第6話 原因は意外なとこからやってくる
小屋の隙間から差し込む朝日に照らされ目が覚めた。
吾輩は眠さを堪えてひょっこりと、小屋から顔を出してみる。
いつもなら、決まってラウラが「行ってくるね!」と吾輩の頭を撫でながら、元気に村へと駆け出していく時間。
だが、いくら待てどもライラが家から出てくる気配がない。
……おっと、くれぐれも勘違いしないで欲しい。
吾輩、待ってるわけじゃないんだから。
だがすこーしだけだが気になるのが嘘かと問われれば、否定せざるを得ないだろう。
(うーむラウラめ。この吾輩をちょっぴりだけ心配させおって)
イライラが募り始めたそんなとき。
母屋から何かが割れる音と怒号が聞こえてきた。
「———ラウラッ! ここ最近全然売り上げがねぇじゃねーか!」
「ごめんなさい、叔父さん!」
ラウラの声は、確かに怯えていた。
そして吾輩は初めて知った。
(ラウラはこの家の子じゃないのか……?)
「ウチで作った銀細工はそりゃあ一級品だ! 俺がこの村でちゃんと売ってるのに、隣村担当のお前は何で売れねえんだ! しかも十や二十を売れって言ってるわけじゃねえ。

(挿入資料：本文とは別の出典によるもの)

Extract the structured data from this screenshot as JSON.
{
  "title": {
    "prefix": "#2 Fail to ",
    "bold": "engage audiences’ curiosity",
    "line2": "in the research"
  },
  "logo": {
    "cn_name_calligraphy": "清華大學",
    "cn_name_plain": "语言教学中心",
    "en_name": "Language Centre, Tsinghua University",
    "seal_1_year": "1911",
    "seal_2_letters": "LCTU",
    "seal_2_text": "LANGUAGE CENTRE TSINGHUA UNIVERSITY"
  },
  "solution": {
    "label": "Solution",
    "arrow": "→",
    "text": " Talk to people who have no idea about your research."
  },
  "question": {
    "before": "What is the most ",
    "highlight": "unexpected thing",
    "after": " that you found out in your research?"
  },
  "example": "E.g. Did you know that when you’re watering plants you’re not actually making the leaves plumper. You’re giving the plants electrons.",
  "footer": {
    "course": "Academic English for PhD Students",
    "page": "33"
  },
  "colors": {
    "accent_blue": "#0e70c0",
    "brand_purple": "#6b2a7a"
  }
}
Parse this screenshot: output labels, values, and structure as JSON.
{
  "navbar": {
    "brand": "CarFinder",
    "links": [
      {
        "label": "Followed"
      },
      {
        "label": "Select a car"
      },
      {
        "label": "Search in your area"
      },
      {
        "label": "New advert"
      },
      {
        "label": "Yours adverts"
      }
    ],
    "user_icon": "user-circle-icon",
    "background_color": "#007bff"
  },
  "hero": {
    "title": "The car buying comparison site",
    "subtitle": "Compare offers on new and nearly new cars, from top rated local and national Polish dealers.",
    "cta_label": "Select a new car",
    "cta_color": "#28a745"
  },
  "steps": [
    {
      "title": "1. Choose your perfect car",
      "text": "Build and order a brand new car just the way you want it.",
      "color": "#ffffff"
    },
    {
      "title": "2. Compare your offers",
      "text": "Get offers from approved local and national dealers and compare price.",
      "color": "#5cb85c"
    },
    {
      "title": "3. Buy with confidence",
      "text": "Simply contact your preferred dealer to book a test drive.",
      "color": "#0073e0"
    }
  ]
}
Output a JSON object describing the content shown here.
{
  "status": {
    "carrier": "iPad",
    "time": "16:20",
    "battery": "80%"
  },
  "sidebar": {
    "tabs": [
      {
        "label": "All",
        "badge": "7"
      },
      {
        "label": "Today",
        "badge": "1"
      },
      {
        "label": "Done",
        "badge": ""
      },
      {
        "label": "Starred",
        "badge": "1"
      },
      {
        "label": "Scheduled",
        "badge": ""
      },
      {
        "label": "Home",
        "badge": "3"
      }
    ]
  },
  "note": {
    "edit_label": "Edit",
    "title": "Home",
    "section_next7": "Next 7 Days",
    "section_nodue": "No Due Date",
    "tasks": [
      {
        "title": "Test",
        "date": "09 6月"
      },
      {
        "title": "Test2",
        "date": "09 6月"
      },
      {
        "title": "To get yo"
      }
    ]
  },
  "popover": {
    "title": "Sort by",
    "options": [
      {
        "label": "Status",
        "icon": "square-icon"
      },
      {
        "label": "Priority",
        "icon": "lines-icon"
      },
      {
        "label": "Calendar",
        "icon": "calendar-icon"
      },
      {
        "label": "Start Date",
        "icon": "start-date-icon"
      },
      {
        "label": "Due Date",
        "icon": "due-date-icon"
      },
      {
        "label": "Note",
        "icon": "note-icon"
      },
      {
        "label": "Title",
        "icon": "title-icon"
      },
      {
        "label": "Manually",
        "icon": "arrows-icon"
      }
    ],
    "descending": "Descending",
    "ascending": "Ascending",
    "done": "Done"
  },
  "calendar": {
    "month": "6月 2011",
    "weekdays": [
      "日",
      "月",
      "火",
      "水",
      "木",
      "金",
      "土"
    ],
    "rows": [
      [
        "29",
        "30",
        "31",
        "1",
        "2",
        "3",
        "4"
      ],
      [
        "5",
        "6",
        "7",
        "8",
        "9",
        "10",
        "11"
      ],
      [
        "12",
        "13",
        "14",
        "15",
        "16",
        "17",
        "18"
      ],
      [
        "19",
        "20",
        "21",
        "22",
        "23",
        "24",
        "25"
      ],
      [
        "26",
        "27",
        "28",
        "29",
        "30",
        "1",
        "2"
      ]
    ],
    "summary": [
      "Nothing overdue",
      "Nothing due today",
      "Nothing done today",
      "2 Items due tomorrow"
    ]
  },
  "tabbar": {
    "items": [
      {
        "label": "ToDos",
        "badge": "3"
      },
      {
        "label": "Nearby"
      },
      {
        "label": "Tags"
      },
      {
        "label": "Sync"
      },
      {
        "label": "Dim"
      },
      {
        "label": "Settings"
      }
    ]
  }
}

たったの三つだぞっ! お前、売るのをサボってどこかで昼寝でもしているんじゃねぇのか!」
「そんなことないよ! ちゃんと隣村に行って露店で売るのを頑張ってるよ!」
「……兄貴夫婦が事故で死んでお前を引き取ったが、まあ仕事はできねえわ、汚ねえ犬を拾ってくるわ、どうしようもねぇな」
おい、汚い犬って吾輩のことか? 貴様、その喉笛を噛みちぎってやろうかっ!
「……お前がどうしてもと言うから、仕方なく飼うのを許してやったが、いい加減に役に立たねぇと、あの犬をこの家から放り出すぞ!」
———な、何ぃ? それは困るぞ!
女神レイラが吾輩にかました転生魔法。日々解読を試みているが、これといって進捗はない。1mmだって進んでない。そんな状況下で、曲がりなりにも食住そろったこの環境から追い出されては、吾輩路頭に迷ってしまうではないか!
「お願い! ゴリラを捨てるのだけはは……それだけは勘弁して!」
「大体だ! 犬にゴリラなんて名前をつけること自体、おかしいだろーが!」
吾輩は、コクコク頷いた。
その点は大いに納得である。
「ゴリラは……ゴリラは、私の唯一の友達なのっ!」
ラウラの悲痛な叫びが聞こえてきた。
声が僅かに震えている。もしかしたら泣いているのかもしれない。
……ふ、ふんっ! そんな友達なんて言われても、嬉しくないし。
そもそも吾輩、人間キライだし。
「今日はちゃんと銀細工を売ってくるから! この『ゲスラ』と『ダニ太郎』と『クズスチャン』をっ!」
「それだ!」
「バゥウ!(それだ!)」
偶然にも、ラウラの叔父とハモってしまった。
吾輩にもはっきりわかった。
ラウラのネーミングセンスは、途方もないくらい最悪なのだ。
「お、お前っ! 俺の作った銀細工に、そんな名前をつけてたのか!」
「うん。叔父さんが一生懸命作った銀細工だから。名前をつけて大切に売ろうと思って」
「バカかお前はぁ! そんな名前のついた銀細工、誰が買うってんだぁぁぁぁぁ!」
言わずもがな、吾輩も同感である。
ラウラに購買意欲って言葉を叩き込んでやりたい。
間違ってもたかが名前などと軽く考えてはいけない。
吾輩も大魔王時代、新たな魔物を生み出したときなど「聞いただけで人間どもがビビる名前をつけてやろう」と、知恵熱が出るくらい考えたものだ。
名前とは、それほど大事なものなのである!
しかしだ。このままラウラの好きにさせていては、吾輩、家なし犬になってしまう。
決してラウラのためじゃない。
吾輩はそう自分にいい聞かせて、ある決心を固めたのであった。